I first met Luke Swenson while attending a birthday party for REPLICA co-founder Diana; Régis & he had just done a deep listening workshop in the basement of the former Neukölln Finanzamt (of all things, although dancing on the grave of bureaucracy is really very ho-hum for Berlin). Though I would come to know much more of his poetry and performative art in the subsequent few years, we initially talked about his librettos, some of which use found text. I said that found text seems to frequently have a flat, abstract & atmospheric effect, whereas classical opera tends to be so melodramatic; could one make the inane poignant? Luke immediately said we should try working together on that idea, and we met several times to develop a concept for a melodramatic found-text opera.
In early 2019, however, Luke came upon the 2020 Berliner Opernpreis, an open call to develop short new operatic works run by the Neuköllner Oper, and we decided to develop a concept to submit for consideration. …And it wasn't considered sufficiently worthy to be workshopped and possibly performed; after all the work of preparing the proposal, we had become interested enough in the concept to not preclude finding another circumstance for performance at some point in the future, but as such futures remain uncertain, I think the somewhat bizarre and somewhat bold proposal merits a brief mention.

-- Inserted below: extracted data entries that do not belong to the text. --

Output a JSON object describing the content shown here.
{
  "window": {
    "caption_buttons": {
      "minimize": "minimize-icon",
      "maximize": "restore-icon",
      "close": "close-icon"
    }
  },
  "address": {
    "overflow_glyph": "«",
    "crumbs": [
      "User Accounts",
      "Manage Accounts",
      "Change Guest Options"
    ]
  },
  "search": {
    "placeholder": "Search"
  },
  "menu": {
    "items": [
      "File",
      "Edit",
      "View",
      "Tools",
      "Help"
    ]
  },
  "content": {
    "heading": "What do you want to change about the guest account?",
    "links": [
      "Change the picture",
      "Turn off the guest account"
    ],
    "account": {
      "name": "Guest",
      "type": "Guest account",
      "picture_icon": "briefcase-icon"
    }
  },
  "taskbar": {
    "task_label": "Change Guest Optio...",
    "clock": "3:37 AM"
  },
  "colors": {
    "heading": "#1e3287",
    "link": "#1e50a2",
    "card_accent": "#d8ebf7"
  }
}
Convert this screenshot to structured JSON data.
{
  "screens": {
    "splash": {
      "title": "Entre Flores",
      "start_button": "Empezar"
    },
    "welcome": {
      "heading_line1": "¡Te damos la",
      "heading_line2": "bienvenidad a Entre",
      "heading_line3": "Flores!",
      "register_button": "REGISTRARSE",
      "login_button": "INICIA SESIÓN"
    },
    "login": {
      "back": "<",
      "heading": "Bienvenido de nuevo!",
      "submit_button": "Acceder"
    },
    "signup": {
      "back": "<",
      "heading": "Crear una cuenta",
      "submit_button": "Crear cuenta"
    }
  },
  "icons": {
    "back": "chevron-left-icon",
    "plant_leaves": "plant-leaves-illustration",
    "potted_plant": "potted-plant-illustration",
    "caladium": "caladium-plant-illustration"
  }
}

The piece had to be based, however free- or loosely, on one of two short stories by Ferdinand von Schirach, "Ein hellblauer Tag" or "Subotnik", and we chose from the latter, a story about a young lawyer who in her first big trial successfully defends the kingpin of a suspected kidnapping-prostitution ring, the final moment of reflection, doubt, and identity-questioning, which takes place in a middle eastern confectionery. We blew up the symbols and aesthetics of the sweet shop, all glass and glitter and pastels and powdered sugar, and imagined a similarly light and airy operetta where children sing about sweets and infatuation (think Bach's Coffee Cantata) over the spectre of the dark and dastardly underworld which has been brought to light, but not justice.
We put together a little group of people to be our production team: Luke did the brunt of the conceptual work, as well as drafting a poetic scene for the libretto; Jie Liang Lin & I would be ready to aid in conceptualization and writing in production, but I mostly merely edited and proofread the proposal; Helin Ulas formatted it into a pretty portfolio; Iris Christidi drafted stage designs; we found the Turkish composer Öz Kaveller to set the libretto to a modern, middle eastern score; and Ilyaz Gencturk to sing it when the time came.
I'm still excited by the scenic drawings which fire my imagination, as well as admiring of the lovely and professional proposal layout, appropriately light and delicate, whipped up by Helin. For the title of the piece, Luke selected the phrase 'bunte Würfeln' ('colourful cubes'), referring to pieces of lokum, from the short story, which makes for a beautifully suggestive image in abstraction.